Dans son tout récent rapport sur l’organisation territoriale des soins de premier recours, la Cour des comptes propose d’instaurer un délai de carence d’un ou deux jours non indemnisable pour les arrêts de travail de très courte durée. L’UNSA s’oppose à cette préconisation qui fait porter un risque sur la santé des travailleurs et ne résout en rien le problème persistant de l’accès aux soins dans notre pays.
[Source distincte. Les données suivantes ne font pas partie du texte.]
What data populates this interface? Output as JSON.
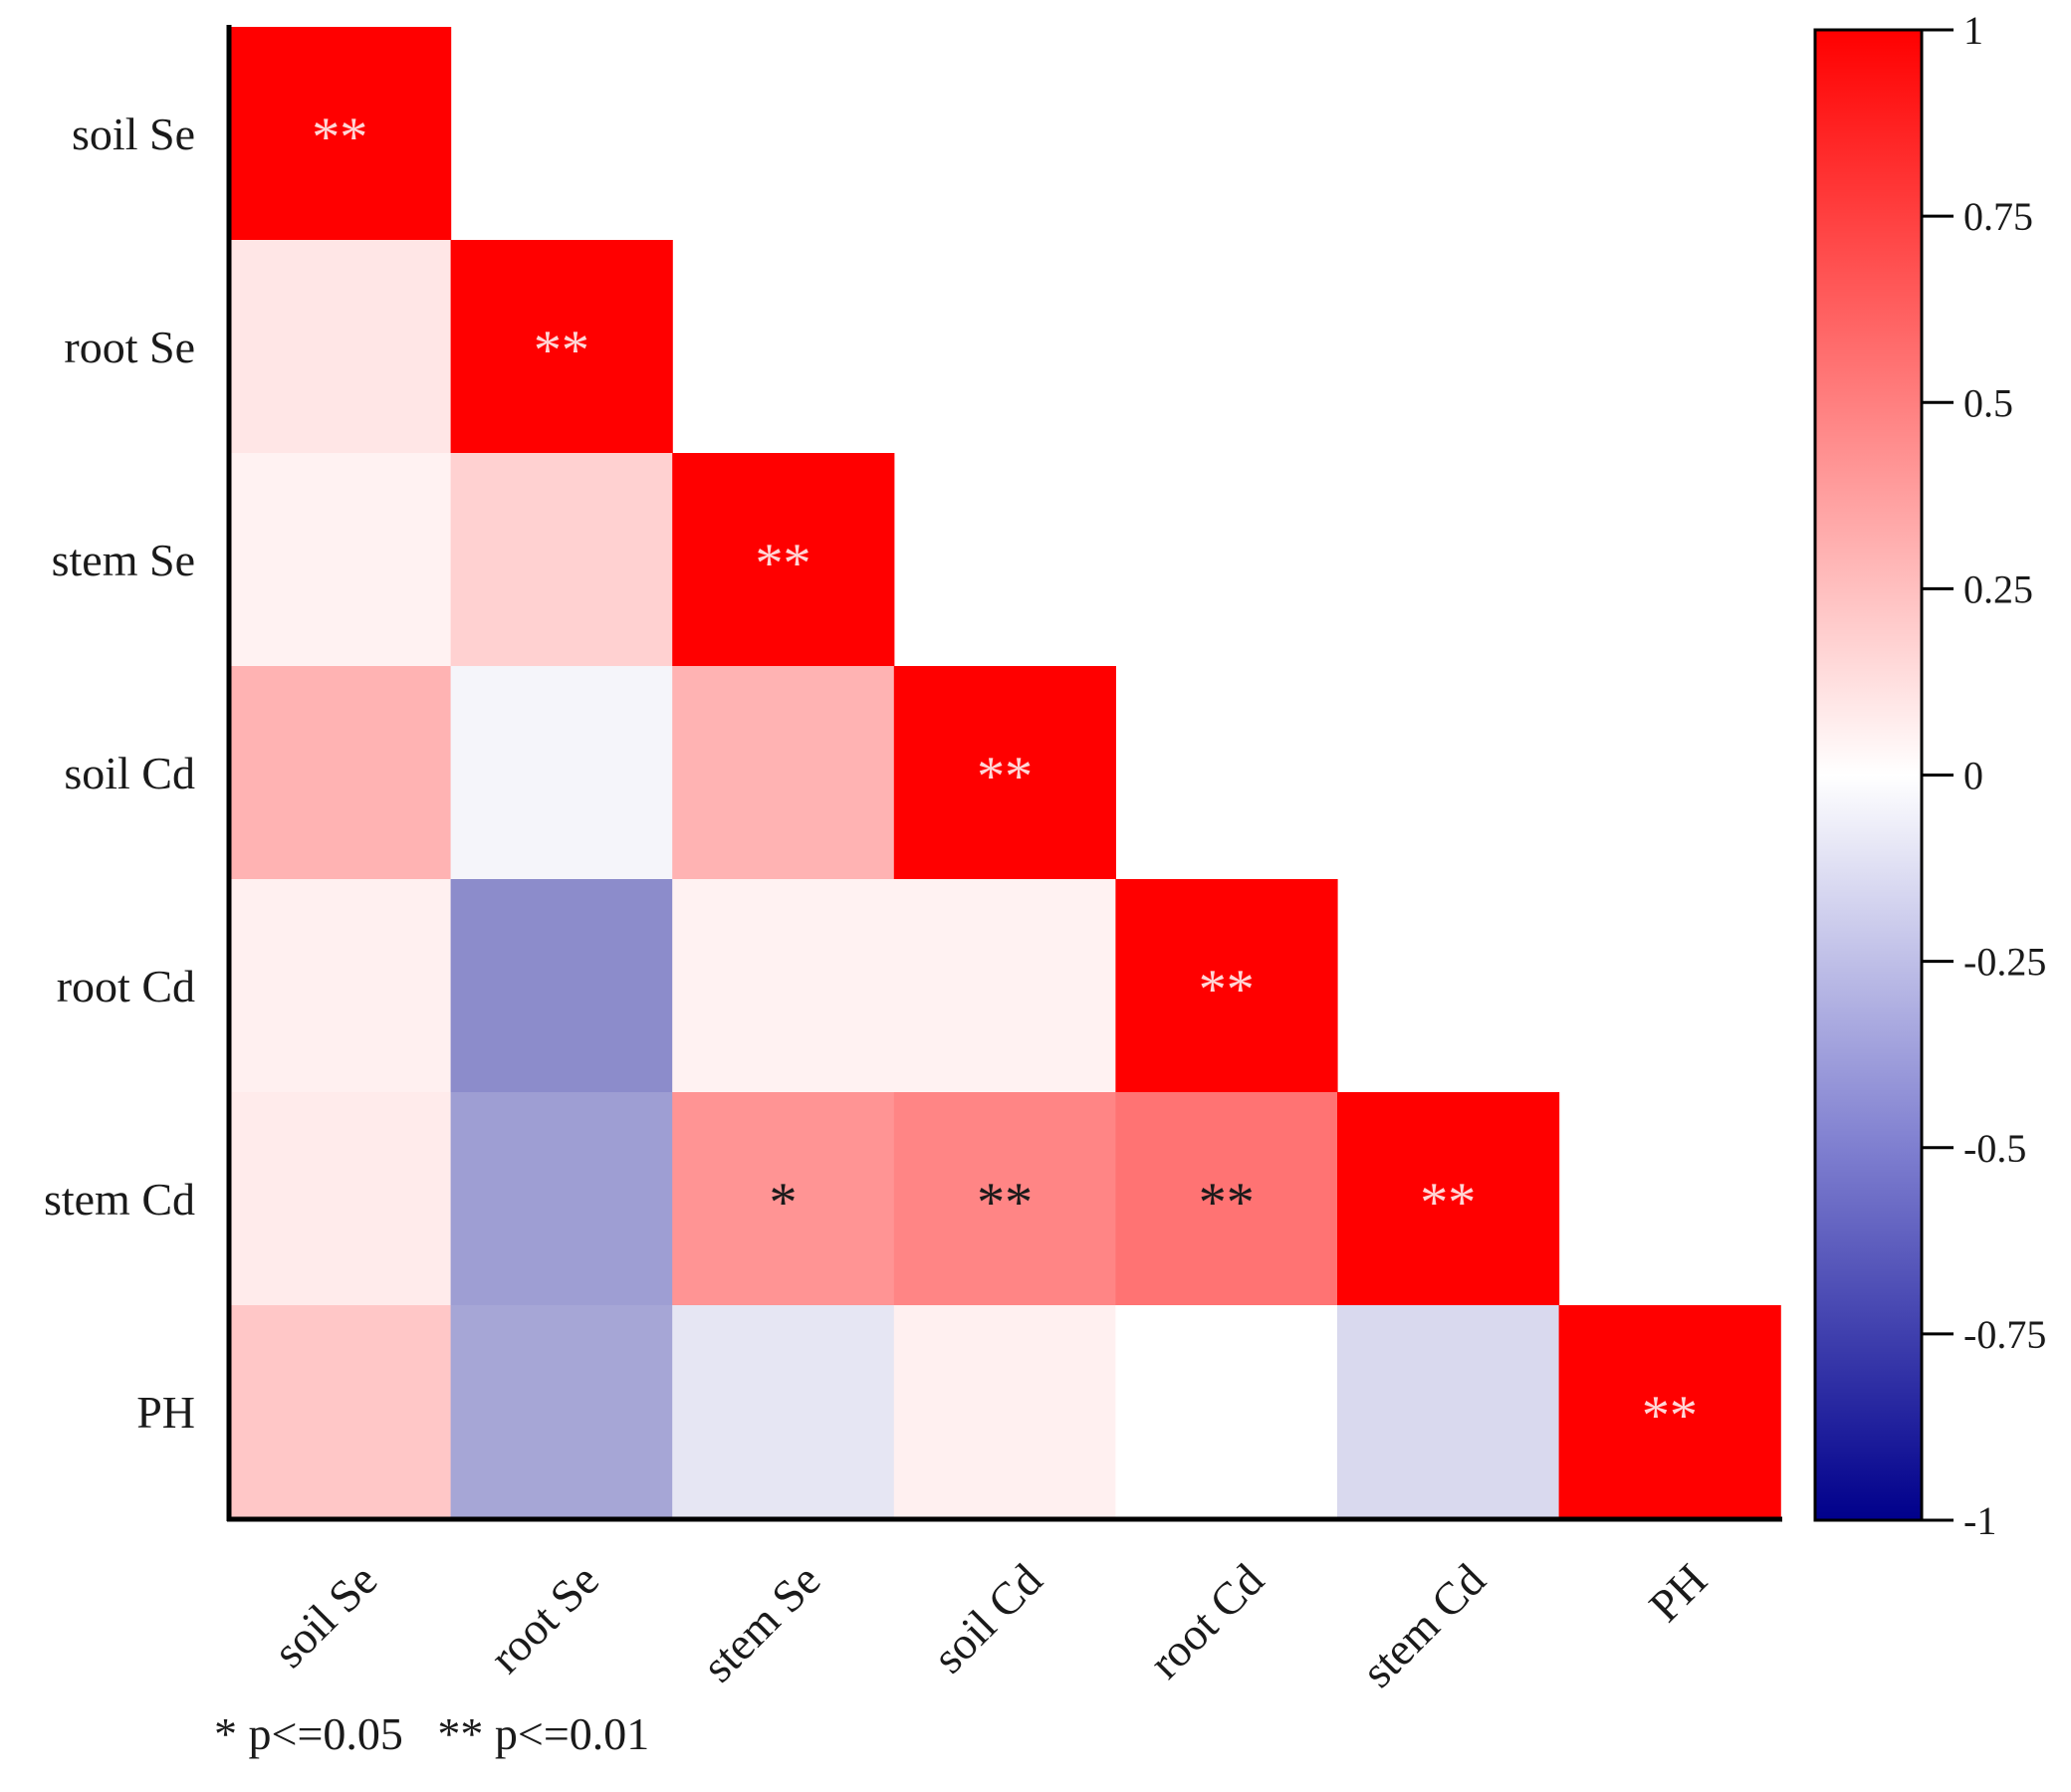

Fausse bonne idée ! Dans son rapport sur l’accès aux soins, la Cour des comptes propose de supprimer l’obligation de produire un arrêt de travail pour les arrêts de très courte durée. A première vue, l’UNSA ne serait pas opposée à ce que les travailleurs puissent s’autodéclarer en maladie. Cette formule existe dans d’autres pays européens. Cela pose néanmoins la question des potentiels effets liés à l’automédication et de l’aggravation de certaines pathologies en cas de non recours à l’avis d’un professionnel de santé.

Mais la Cour des comptes va plus loin. Elle préconise en parallèle d’instaurer un à deux jours de carence d’ordre public pour réguler les abus que pourrait engendrer un système d’auto-déclaration. L’UNSA ne peut accepter une telle contrepartie.

Pour l’UNSA, l’amélioration de l’accès aux soins ne peut plus relever de mesurettes qui visent uniquement à dégager les médecins de certaines tâches et à leur libérer du temps médical. L’état de notre système de santé nécessite des réformes en profondeur visant prioritairement à permettre l’accès aux soins pour tous quel que soit le lieu de résidence.